Publié le 17 novembre 2023 10:32. La Banque centrale d’Irlande tire la sonnette d’alarme face à une possible correction boursière, notamment aux États-Unis, et met en garde contre les risques liés à une déconnexion entre les valorisations des entreprises technologiques et la réalité économique.
- Les valorisations des actions du S&P 500 atteignent des niveaux historiquement élevés, comparables à ceux observés lors de la bulle internet de 2000.
- L’économie irlandaise est particulièrement vulnérable aux chocs commerciaux et aux tarifs douaniers internationaux.
- La Banque centrale souligne une déconnexion entre les taux d’intérêt des obligations d’entreprises et l’incertitude macroéconomique actuelle.
La Banque centrale d’Irlande s’inquiète des valorisations boursières, en particulier aux États-Unis, et de leur impact potentiel sur l’économie irlandaise. Selon un modèle développé par le prix Nobel Robert Shiller, les actions de l’indice américain S&P 500 se négocient actuellement à environ 40 fois leurs bénéfices, ajustés de l’inflation – un niveau seulement dépassé par le pic de la bulle internet en 2000. Cette situation est d’autant plus préoccupante que les dix plus grandes entreprises américaines – dont Amazon, Meta, Apple et Nvidia – ont représenté 45 % des gains totaux du S&P 500 depuis avril, malgré un contexte macroéconomique incertain.
Mark Cassidy, directeur de la stabilité financière à la Banque centrale, a souligné que ces entreprises technologiques majeures ont d’importantes activités et sont des employeurs clés en Irlande, ce qui amplifie la vulnérabilité du pays face à un éventuel retournement de situation. Il a précisé que l’Irlande est plus directement exposée aux chocs commerciaux et aux tarifs douaniers internationaux qu’aux fluctuations des marchés financiers, mais que ces derniers auraient inévitablement des répercussions.
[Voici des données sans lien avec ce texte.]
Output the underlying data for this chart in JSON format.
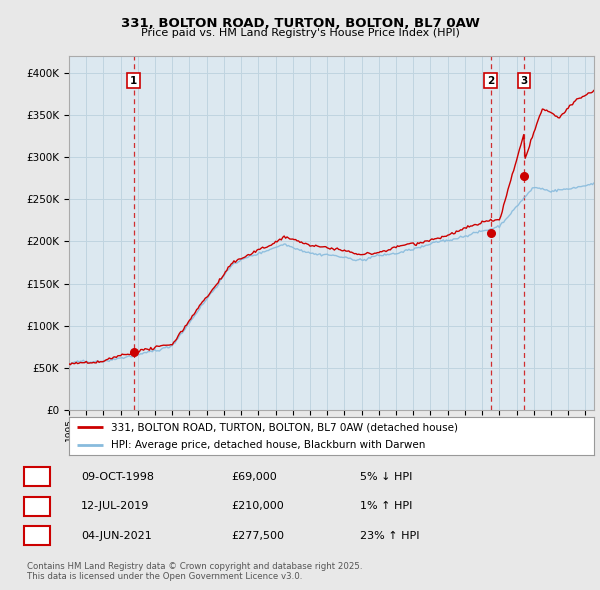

La valorisation des actions liées à l’intelligence artificielle (IA) repose sur des prévisions de croissance des bénéfices qui pourraient s’avérer trop optimistes, selon le rapport de la Banque centrale. Un changement d’appétit pour le risque des investisseurs, des évolutions défavorables dans les modèles économiques des entreprises d’IA, ou une combinaison de chocs macroéconomiques et financiers pourraient entraîner une correction significative du marché.
Ces préoccupations rejoignent les avertissements émis par d’autres institutions financières internationales, telles que le Fonds monétaire international (FMI) et la Banque d’Angleterre, ainsi que par des acteurs majeurs de Wall Street, comme Goldman Sachs et Morgan Stanley, qui prévoient une baisse potentielle des marchés boursiers de 10 à 20 %.
Le rapport de la Banque centrale met également en garde contre des taux d’intérêt bas sur les obligations d’entreprises, qui semblent déconnectés de l’environnement économique et géopolitique actuel. Les faillites récentes de Tricolor Holdings, un spécialiste américain du crédit automobile, et de First Brands Group, un fournisseur de pièces automobiles, sont considérées comme des signaux d’alerte concernant les normes de crédit sur le marché du crédit privé.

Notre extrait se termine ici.